The sunny job creation statistics cited by the Fed and by anxious politicians eager for good sounding economic news are a complete sham. The fact is that monetary policy in the US is all about fueling the speculative urges of Wall Street, not about the economic health of Main Street. This obfuscation is especially true with respect to the oft cited figure of the creation of 3 million jobs since the recession ended. What they don’t tell you is that the majority of these jobs were part-time jobs in bars, restaurants, retail emporiums and temporary employment agencies which supply most of the factory and warehouse jobs for the likes of Microsoft, Amazon and Wal-Mart.

The recovery, such as it is, has been fueled by the massive creation of debt in the hopes that consumers will be persuaded to borrow and spend since 70 percent of US GDP is comprised of consumer spending. If instead consumers choose to pay down personal debt (debt deflation) which is the smart thing to do, the American economy will go into recession. The Federal Reserve is trying to levitate the economy by gigantic infusions of free money into the Wall Street casino in the hopes of creating another real estate bubble or a bubble of any sort really. Please give us a bubble. Any bubble! The only economic activity that Fed chief Bernanke is producing with his helicopter free money drops is speculation on Wall Street. The inflation of speculative bubbles will only lead to another bubble pricking collapse since the smart fellows at the Fed and in the government did not learn anything from the economic collapse of 2008.

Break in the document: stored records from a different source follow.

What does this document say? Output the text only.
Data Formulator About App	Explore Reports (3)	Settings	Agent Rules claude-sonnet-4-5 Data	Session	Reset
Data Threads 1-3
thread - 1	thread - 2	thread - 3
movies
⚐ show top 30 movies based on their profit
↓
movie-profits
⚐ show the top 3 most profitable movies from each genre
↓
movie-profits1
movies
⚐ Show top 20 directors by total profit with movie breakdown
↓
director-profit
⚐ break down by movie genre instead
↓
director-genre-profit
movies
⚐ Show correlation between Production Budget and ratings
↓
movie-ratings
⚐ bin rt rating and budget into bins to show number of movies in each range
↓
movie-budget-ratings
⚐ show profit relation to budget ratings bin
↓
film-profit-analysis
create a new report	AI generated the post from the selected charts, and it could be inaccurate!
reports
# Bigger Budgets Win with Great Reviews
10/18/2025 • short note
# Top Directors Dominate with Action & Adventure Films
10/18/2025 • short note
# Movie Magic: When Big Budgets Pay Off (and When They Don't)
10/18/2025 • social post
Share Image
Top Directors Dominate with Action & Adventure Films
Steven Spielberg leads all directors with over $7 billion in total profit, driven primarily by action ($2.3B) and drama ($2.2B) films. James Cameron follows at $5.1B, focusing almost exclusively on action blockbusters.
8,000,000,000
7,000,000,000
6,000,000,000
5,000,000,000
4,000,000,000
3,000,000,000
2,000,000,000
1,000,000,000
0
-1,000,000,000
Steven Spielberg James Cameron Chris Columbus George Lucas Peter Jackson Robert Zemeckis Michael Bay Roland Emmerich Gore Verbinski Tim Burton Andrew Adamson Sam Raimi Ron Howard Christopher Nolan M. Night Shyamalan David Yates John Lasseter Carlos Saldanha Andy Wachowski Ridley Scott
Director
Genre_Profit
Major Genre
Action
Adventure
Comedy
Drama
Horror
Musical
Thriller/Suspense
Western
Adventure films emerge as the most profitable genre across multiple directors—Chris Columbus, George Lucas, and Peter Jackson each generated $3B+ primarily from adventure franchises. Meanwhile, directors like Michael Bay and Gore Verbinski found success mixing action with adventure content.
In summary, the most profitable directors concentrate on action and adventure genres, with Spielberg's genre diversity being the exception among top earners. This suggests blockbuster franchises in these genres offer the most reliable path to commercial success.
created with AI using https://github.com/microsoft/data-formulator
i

The American people should not stand for another too-big-to-fail government bail-out of Wall Street. The next time that happens there may be a revolution to go along with it. People are getting tired of the fondling of Wall Street while the people get gypped. In particular they have been gypped lately with the huge accumulation of student loan debt and the refusal to write down any homeowner mortgages while foreclosing mightily instead. What we need is not catering to the Wall Street speculative economy of the 1%, but consideration for the Main Street economy of the 99%. A recent San Diego Free Press Article about an unconditional basic income for the masses would be an antidote to the massive giveaways of free money to Wall Street.